The United States has agreed to waive sanctions on Iran’s oil sector as part of a preliminary deal, marking a significant shift in American policy that could revitalize Iran’s battered energy industry. This waiver will allow Iran to export crude oil, petroleum products, and related services—including banking, insurance, and transportation—without facing U.S. penalties.
Previously, sanctions forced Iran to sell most of its oil at steep discounts and largely restricted its customers to Chinese refineries willing to risk violating U.S. rules. Iranian oil exports often relied on so-called shadow tankers, vessels that concealed their identity to evade enforcement measures. The new arrangement aims to normalize trade channels and enable Iran to engage with a broader range of buyers while receiving payments in major currencies.

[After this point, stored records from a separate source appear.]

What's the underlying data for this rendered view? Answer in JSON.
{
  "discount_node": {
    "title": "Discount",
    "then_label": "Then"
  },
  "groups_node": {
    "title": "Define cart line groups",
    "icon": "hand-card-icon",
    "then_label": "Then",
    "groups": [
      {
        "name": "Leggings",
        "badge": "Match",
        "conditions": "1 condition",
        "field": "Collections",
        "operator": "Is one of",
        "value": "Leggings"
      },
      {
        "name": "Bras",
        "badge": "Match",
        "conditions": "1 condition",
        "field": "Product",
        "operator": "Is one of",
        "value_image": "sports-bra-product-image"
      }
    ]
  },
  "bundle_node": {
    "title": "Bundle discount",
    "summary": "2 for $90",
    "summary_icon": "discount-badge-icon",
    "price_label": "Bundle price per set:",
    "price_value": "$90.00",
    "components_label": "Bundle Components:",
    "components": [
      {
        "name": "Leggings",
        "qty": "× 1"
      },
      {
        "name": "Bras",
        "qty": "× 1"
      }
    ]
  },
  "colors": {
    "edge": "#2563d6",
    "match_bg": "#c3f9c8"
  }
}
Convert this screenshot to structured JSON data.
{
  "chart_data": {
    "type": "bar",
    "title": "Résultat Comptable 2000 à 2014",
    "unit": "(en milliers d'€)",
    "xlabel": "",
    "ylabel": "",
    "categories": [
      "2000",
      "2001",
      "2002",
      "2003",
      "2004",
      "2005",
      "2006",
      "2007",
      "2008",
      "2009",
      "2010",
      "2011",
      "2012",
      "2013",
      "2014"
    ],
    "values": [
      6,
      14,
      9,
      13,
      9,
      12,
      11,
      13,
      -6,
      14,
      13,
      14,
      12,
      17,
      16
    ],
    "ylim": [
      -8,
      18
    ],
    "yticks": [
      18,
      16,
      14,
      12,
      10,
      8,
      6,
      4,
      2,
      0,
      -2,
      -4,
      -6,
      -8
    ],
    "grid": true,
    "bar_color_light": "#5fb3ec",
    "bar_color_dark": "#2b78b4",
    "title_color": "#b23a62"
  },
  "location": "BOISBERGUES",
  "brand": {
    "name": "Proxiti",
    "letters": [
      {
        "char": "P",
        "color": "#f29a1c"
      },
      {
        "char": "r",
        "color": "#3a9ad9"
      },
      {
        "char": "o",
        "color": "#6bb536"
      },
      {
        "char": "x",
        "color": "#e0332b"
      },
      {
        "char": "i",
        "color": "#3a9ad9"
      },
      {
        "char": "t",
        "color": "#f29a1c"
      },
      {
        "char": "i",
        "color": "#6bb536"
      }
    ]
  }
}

Despite this breakthrough, Iran faces considerable hurdles. Damage to oil infrastructure from ongoing conflicts and the shutdown of key wells due to the sanctions have compromised production capacity. The International Energy Agency recently reported that Iran’s oil output is expected to remain steady but modest, representing a small fraction of the world supply. Revitalizing the sector to pre-sanction levels will demand significant investment and access to advanced technology, which depend on establishing stable diplomatic relations.
The U.S. government also committed to fully terminating all types of sanctions related to Iran’s oil industry within 60 days of a finalized agreement, which the two nations will negotiate. This phase aims to solidify the groundwork for a more normalized economic relationship and alleviate the financial constraints that have long hindered Iran’s economy.